We've been saying for months now that the federal government has gotten into the snake oil business – that the federal government has been telling us that the Secure Communities program will make our communities safer from serious criminals, when nothing could be further from the truth.
Secure Communities will not make our communities safer. The program threatens to destroy the trust that police departments have struggled for decades to develop and maintain with immigrant residents.
Secure Communities does not target serious criminals. Under the program, the fingerprints of everyone booked into a county jail are sent electronically to Immigration and Customs Enforcement (ICE). This applies to everyone, no matter how minor the charge, and it happens before trial, which makes innocence irrelevant.
ICE's own data show that 79 percent of people deported because of Secure Communities either lacked any criminal record or were convicted of only minor offenses like traffic violations.

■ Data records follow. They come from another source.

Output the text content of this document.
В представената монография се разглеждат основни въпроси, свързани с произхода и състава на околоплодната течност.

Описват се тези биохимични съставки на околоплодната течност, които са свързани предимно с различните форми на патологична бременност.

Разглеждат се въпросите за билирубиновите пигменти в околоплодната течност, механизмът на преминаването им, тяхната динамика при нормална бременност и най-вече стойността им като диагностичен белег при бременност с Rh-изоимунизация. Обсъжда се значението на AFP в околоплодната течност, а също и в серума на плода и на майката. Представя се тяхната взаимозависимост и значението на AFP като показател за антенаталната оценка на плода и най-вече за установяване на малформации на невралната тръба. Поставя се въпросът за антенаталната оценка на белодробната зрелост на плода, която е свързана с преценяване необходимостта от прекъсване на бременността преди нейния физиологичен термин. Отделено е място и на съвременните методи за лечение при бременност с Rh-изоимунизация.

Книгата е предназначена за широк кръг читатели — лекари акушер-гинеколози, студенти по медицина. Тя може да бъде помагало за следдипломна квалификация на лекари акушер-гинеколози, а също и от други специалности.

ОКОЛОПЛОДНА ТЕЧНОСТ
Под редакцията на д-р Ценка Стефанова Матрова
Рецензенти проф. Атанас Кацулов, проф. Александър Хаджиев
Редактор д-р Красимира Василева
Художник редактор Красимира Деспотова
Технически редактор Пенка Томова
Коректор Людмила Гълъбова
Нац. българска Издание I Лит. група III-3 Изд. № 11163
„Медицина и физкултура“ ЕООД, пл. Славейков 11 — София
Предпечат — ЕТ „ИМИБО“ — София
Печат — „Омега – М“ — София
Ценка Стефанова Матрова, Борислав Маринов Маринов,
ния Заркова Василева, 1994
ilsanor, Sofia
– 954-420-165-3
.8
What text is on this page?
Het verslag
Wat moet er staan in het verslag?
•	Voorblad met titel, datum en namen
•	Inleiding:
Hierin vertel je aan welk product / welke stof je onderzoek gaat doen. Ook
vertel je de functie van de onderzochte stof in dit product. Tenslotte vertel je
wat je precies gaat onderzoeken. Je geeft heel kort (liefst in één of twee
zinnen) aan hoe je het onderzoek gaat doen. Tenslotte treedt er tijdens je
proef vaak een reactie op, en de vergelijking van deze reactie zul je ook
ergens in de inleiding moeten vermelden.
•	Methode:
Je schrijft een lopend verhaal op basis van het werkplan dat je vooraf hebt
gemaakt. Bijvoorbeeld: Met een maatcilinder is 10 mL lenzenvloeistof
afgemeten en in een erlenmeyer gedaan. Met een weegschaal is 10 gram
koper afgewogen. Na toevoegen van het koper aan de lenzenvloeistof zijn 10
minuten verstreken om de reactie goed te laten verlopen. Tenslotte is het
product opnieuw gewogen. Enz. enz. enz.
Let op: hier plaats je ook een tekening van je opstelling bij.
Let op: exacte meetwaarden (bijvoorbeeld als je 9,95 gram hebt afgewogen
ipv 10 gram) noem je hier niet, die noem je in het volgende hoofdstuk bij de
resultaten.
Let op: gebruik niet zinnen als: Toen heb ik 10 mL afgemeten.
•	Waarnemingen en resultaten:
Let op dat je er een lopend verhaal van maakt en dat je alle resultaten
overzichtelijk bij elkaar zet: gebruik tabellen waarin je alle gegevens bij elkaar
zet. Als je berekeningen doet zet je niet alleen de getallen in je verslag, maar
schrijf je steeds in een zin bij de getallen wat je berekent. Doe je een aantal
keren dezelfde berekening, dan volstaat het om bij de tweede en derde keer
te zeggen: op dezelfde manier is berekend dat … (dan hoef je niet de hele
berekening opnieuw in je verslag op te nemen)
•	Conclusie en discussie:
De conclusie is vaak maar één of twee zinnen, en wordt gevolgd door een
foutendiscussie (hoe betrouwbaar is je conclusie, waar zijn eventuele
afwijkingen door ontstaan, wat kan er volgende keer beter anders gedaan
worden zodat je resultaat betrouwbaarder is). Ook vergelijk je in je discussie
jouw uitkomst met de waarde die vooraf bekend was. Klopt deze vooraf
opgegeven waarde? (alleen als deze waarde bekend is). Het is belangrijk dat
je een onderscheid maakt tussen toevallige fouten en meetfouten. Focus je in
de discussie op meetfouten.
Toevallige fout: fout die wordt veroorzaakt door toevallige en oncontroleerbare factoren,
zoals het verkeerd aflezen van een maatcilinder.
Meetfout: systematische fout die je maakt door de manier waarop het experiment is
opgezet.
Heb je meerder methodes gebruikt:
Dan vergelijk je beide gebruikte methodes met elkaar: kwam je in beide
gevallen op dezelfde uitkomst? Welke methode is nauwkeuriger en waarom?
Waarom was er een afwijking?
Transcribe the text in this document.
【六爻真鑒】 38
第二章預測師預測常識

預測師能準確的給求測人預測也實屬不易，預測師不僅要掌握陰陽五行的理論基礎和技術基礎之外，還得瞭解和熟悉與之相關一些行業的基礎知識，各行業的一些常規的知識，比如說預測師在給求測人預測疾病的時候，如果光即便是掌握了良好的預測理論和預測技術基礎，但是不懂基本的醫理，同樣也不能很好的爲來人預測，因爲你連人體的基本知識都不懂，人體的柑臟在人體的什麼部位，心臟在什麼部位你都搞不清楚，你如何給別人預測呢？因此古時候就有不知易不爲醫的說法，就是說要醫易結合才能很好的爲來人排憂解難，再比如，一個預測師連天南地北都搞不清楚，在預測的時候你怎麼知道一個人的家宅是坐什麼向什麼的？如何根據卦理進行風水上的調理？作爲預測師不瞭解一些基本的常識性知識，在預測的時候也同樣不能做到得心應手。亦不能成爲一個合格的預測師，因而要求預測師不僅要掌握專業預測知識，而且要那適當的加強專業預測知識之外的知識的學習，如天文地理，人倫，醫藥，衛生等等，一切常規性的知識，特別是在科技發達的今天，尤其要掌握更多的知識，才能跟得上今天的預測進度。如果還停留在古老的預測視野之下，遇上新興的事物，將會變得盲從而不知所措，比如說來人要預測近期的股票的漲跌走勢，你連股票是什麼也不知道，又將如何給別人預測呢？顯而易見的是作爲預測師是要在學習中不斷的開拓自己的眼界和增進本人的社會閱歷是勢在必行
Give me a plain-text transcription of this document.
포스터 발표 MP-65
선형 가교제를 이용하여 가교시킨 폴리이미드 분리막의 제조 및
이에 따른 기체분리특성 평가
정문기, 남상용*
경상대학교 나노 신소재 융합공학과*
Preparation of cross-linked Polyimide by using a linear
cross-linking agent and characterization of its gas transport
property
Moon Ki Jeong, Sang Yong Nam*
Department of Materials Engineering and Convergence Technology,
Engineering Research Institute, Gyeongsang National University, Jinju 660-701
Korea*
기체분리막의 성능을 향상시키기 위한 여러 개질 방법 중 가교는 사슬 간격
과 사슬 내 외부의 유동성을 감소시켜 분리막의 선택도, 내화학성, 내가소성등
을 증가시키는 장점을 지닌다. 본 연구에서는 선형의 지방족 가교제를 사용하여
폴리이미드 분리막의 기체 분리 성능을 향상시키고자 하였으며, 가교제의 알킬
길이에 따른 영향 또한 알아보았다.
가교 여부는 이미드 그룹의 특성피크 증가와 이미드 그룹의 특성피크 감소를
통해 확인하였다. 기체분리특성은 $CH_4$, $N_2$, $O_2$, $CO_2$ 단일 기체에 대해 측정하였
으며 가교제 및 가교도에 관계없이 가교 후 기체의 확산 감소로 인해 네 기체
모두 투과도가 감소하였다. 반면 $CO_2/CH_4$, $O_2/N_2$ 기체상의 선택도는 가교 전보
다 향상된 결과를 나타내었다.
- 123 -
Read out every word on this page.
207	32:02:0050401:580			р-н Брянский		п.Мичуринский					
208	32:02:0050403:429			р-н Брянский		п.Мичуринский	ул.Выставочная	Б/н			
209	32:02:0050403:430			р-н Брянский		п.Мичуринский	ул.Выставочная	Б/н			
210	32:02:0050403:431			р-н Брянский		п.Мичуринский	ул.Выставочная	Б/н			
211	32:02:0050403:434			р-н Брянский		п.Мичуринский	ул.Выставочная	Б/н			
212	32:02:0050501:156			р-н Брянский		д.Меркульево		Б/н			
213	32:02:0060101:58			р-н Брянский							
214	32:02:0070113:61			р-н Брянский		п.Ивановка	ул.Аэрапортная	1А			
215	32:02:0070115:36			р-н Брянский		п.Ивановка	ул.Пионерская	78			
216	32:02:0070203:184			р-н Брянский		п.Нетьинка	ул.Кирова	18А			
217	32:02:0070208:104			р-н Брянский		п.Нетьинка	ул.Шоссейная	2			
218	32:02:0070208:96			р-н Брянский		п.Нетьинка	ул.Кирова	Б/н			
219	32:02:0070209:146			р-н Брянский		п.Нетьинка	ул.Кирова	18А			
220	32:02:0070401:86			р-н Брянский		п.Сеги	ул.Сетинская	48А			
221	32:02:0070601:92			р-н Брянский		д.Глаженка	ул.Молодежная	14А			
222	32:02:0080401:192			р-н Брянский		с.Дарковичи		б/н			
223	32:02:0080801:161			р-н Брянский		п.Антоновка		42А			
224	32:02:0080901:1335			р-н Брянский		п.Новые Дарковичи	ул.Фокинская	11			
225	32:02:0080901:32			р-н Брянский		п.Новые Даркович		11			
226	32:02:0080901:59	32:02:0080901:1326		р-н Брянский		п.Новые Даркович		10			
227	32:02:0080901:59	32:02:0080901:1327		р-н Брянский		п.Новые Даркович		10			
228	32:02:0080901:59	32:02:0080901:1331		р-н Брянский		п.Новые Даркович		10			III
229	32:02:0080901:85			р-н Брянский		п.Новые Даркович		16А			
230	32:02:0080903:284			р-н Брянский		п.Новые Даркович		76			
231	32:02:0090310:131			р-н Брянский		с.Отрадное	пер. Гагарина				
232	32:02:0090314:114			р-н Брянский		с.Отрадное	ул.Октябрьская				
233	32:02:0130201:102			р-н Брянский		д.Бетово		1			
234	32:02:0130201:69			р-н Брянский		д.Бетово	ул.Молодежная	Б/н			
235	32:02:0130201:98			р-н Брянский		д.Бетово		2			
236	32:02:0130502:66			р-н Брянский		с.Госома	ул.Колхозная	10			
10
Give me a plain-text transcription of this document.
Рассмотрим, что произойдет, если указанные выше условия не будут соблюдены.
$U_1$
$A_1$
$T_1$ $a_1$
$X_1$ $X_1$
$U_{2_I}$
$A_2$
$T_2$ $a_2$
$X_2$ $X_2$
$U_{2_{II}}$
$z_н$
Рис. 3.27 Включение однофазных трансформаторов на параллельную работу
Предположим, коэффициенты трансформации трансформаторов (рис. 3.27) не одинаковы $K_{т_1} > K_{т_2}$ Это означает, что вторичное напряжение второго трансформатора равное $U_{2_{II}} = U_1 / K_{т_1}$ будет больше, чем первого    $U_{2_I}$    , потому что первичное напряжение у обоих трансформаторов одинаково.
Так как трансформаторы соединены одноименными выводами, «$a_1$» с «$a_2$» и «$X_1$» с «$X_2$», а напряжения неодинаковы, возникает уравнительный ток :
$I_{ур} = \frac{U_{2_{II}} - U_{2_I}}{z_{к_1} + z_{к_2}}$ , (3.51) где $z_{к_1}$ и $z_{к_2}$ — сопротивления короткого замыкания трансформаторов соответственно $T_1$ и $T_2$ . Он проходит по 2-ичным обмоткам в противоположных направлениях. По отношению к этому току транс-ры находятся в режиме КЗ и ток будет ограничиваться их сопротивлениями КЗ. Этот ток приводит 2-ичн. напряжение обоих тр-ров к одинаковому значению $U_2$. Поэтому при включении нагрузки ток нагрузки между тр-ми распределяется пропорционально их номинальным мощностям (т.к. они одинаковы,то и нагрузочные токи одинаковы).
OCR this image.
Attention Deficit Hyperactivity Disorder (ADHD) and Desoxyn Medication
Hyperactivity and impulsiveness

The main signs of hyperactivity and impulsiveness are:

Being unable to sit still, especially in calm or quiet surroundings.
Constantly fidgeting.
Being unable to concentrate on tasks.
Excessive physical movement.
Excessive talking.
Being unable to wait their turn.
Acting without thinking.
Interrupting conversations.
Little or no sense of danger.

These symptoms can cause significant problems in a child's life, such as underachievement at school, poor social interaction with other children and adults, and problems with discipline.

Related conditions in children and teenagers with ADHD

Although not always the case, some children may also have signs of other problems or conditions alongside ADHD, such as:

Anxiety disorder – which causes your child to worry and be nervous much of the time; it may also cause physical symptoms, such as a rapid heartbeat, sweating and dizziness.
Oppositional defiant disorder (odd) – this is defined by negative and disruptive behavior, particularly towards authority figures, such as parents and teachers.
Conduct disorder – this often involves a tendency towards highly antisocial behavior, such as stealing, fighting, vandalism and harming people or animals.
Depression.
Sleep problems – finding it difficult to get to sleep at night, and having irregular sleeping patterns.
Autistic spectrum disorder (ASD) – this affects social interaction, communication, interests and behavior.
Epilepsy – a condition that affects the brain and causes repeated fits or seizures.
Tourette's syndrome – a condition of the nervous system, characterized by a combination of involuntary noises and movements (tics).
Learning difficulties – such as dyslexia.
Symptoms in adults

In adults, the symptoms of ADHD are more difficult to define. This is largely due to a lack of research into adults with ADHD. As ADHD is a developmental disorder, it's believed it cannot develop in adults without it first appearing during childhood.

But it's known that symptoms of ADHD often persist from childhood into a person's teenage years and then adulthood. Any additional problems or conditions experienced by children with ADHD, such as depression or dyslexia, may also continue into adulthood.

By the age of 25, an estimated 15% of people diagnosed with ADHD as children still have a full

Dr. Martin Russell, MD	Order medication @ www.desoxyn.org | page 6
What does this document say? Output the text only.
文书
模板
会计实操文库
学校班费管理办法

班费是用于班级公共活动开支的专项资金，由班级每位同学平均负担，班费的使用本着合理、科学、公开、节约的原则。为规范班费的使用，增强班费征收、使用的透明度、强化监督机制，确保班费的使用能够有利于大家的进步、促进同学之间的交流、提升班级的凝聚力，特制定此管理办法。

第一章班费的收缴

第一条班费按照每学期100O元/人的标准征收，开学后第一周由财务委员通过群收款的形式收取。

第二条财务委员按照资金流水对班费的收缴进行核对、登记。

Secure Communities is of particular concern to victims of domestic violence. They are often arrested because police claim they can’t tell the perpetrator from the victim. This penalizes the victim of a crime for calling the police.
Two years after President Obama asserted that racial profiling still haunts us as a nation, his administration is promoting a program that allows police to arrest anyone they suspect is undocumented, regardless of the evidence, in order to trigger immigration proceedings.
This is not only arbitrary use of the law but also rank racial profiling. And it is being sold to us as sound legal policy when we can see that it isn’t.
James Pendergraph is the former executive director of the ICE Office of State and Local Coordination. In 2008, he told a conference of the Police Foundation exactly how cops on the street should exploit the Secure Communities program:
"If you don't have enough evidence to charge someone criminally but you think he's illegal, we can make him disappear."
Hector Villagra is the Executive Director of the ACLU/SC.